TABLE II. Network Architectures.
| CAN1-2D | CNN-3D |
|---|---|
| Input (64x64x3 image) | Input (64x64x20 image) |
| Conv2D (64, 3x3 kernels) | Conv3D (64, 3x3x3 kernels) |
| Conv2D (64, 3x3 kernels) | Conv3D (64, 3x3x3 kernels) |
| Max Pooling (2x2 kernel) | Max Pooling (2x2x2 kernel) |
| Conv2D (128, 3x3 kernels) | Conv3D (128, 3x3x3 kernels) |
| Conv2D (128, 3x3 kernels) | Conv3D (128, 3x3x3 kernels) |
| Max Pooling (2x2 kernel) | Max Pooling (2x2x2 kernel) |
| Conv2D (256, 3x3 kernels) | Conv3D (256, 3x3x3 kernels) |
| Conv2D (256, 3x3 kernels) | Conv3D (256, 3x3x3 kernels) |
| Conv2D (256, 3x3 kernels) | Conv3D (256, 3x3x3 kernels) |
| Max Pooling (2x2 kernel) | Max Pooling (2x2x2 kernel) |
| Conv2D (512, 3x3 kernels) | Conv3D (512, 3x3x3 kernels) |
| Conv2D (512, 3x3 kernels) | Conv3D (512, 3x3x3 kernels) |
| Conv2D (512, 3x3 kernels) | Conv3D (512, 3x3x3 kernels) |
| Max Pooling (2x2 kernel) | Max Pooling (2x2x2 kernel) |
| Conv2D (512, 3x3 kernels) | Conv3D (512, 3x3x3 kernels) |
| Conv2D (512, 3x3 kernels) | Conv3D (512, 3x3x3 kernels) |
| Conv2D (512, 3x3 kernels) | Conv3D (512, 3x3x3 kernels) |
| Max Pooling (2x2 kernel) | Max Pooling (2x2x1 kernel) |
| Slice-wise Attention | Fully-Connected (128) |
| Fully-Connected (128) | Fully-Connected (128) |
| Fully-Connected (2, softmax) | Fully-Connected (2, softmax) |
A comparison of the proposed network with its closest 3-D equivalent for single-time-point classification.
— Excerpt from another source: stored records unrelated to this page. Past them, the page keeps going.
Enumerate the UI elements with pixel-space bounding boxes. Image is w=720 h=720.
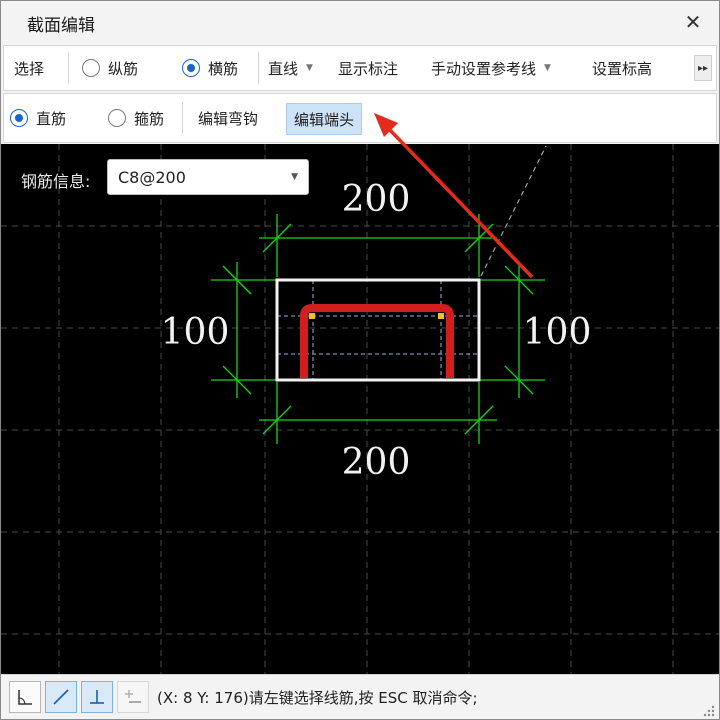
title-bar: 截面编辑 ✕ xyxy=(1,1,719,43)
window-title: 截面编辑 xyxy=(27,16,95,36)
caret-down-icon: ▼ xyxy=(544,63,551,73)
show-annotation-label: 显示标注 xyxy=(338,59,399,78)
canvas-grid xyxy=(1,144,719,674)
edit-hook-label: 编辑弯钩 xyxy=(198,109,259,128)
perpendicular-icon xyxy=(90,690,104,704)
orthogonal-snap-button[interactable] xyxy=(9,681,41,713)
reference-line xyxy=(480,145,547,277)
longitudinal-radio[interactable]: 纵筋 xyxy=(82,46,138,90)
transverse-rebar[interactable] xyxy=(300,304,454,378)
section-drawing: 200 200 100 100 xyxy=(1,144,719,674)
rebar-info-value: C8@200 xyxy=(118,167,186,187)
rebar-endpoint-marker[interactable] xyxy=(309,313,315,319)
straight-rebar-label: 直筋 xyxy=(36,109,67,128)
transverse-radio[interactable]: 横筋 xyxy=(182,46,238,90)
toolbar-overflow-button[interactable]: ▸▸ xyxy=(694,55,712,81)
stirrup-radio[interactable]: 箍筋 xyxy=(108,94,164,142)
longitudinal-label: 纵筋 xyxy=(108,59,139,78)
add-point-button[interactable] xyxy=(117,681,149,713)
radio-unchecked-icon xyxy=(82,59,100,77)
line-type-dropdown[interactable]: 直线 ▼ xyxy=(268,46,313,90)
select-label: 选择 xyxy=(14,59,45,78)
rebar-info-dropdown[interactable]: C8@200 ▼ xyxy=(107,159,309,195)
radio-checked-icon xyxy=(182,59,200,77)
line-snap-button[interactable] xyxy=(45,681,77,713)
straight-rebar-radio[interactable]: 直筋 xyxy=(10,94,66,142)
edit-hook-button[interactable]: 编辑弯钩 xyxy=(198,94,258,142)
close-button[interactable]: ✕ xyxy=(681,10,705,34)
caret-down-icon: ▼ xyxy=(306,63,313,73)
status-message: (X: 8 Y: 176)请左键选择线筋,按 ESC 取消命令; xyxy=(157,689,478,707)
double-chevron-right-icon: ▸▸ xyxy=(697,62,709,74)
set-elevation-button[interactable]: 设置标高 xyxy=(592,46,652,90)
resize-grip-icon[interactable] xyxy=(703,705,715,717)
toolbar-divider xyxy=(68,52,69,84)
transverse-label: 横筋 xyxy=(208,59,239,78)
section-edit-window: 截面编辑 ✕ 选择 纵筋 横筋 直线 ▼ 显示标注 手动设置参考线 ▼ 设置标高 xyxy=(0,0,720,720)
rebar-endpoint-marker[interactable] xyxy=(438,313,444,319)
plus-line-icon xyxy=(125,690,141,703)
manual-ref-line-dropdown[interactable]: 手动设置参考线 ▼ xyxy=(431,46,551,90)
edit-end-button[interactable]: 编辑端头 xyxy=(286,103,363,135)
dim-left-text: 100 xyxy=(161,312,230,353)
radio-unchecked-icon xyxy=(108,109,126,127)
dim-right-text: 100 xyxy=(523,312,592,353)
show-annotation-button[interactable]: 显示标注 xyxy=(338,46,398,90)
diagonal-line-icon xyxy=(53,689,69,705)
toolbar-divider xyxy=(258,52,259,84)
toolbar-divider xyxy=(182,102,183,134)
stirrup-label: 箍筋 xyxy=(134,109,165,128)
edit-toolbar: 直筋 箍筋 编辑弯钩 编辑端头 xyxy=(3,93,717,143)
rebar-info-label: 钢筋信息: xyxy=(21,172,91,191)
perpendicular-snap-button[interactable] xyxy=(81,681,113,713)
edit-end-label: 编辑端头 xyxy=(294,110,355,129)
caret-down-icon: ▼ xyxy=(291,172,298,182)
radio-checked-icon xyxy=(10,109,28,127)
dim-bottom-text: 200 xyxy=(342,442,411,483)
status-bar: (X: 8 Y: 176)请左键选择线筋,按 ESC 取消命令; xyxy=(1,674,719,719)
main-toolbar: 选择 纵筋 横筋 直线 ▼ 显示标注 手动设置参考线 ▼ 设置标高 ▸▸ xyxy=(3,45,717,91)
drawing-canvas[interactable]: 200 200 100 100 钢筋信息: C8@200 ▼ xyxy=(1,144,719,674)
set-elevation-label: 设置标高 xyxy=(592,59,653,78)
select-button[interactable]: 选择 xyxy=(14,46,44,90)
manual-ref-line-label: 手动设置参考线 xyxy=(431,59,537,78)
line-type-value: 直线 xyxy=(268,59,299,78)
corner-snap-icon xyxy=(18,690,32,705)
dim-top-text: 200 xyxy=(342,179,411,220)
In the left column, a 2-D network processes incoming 2-D slices from a 3-D scan, and the attention mechanism combines these features into a single feature vector while suppressing irrelevant slice information (see Fig. 3 for more details).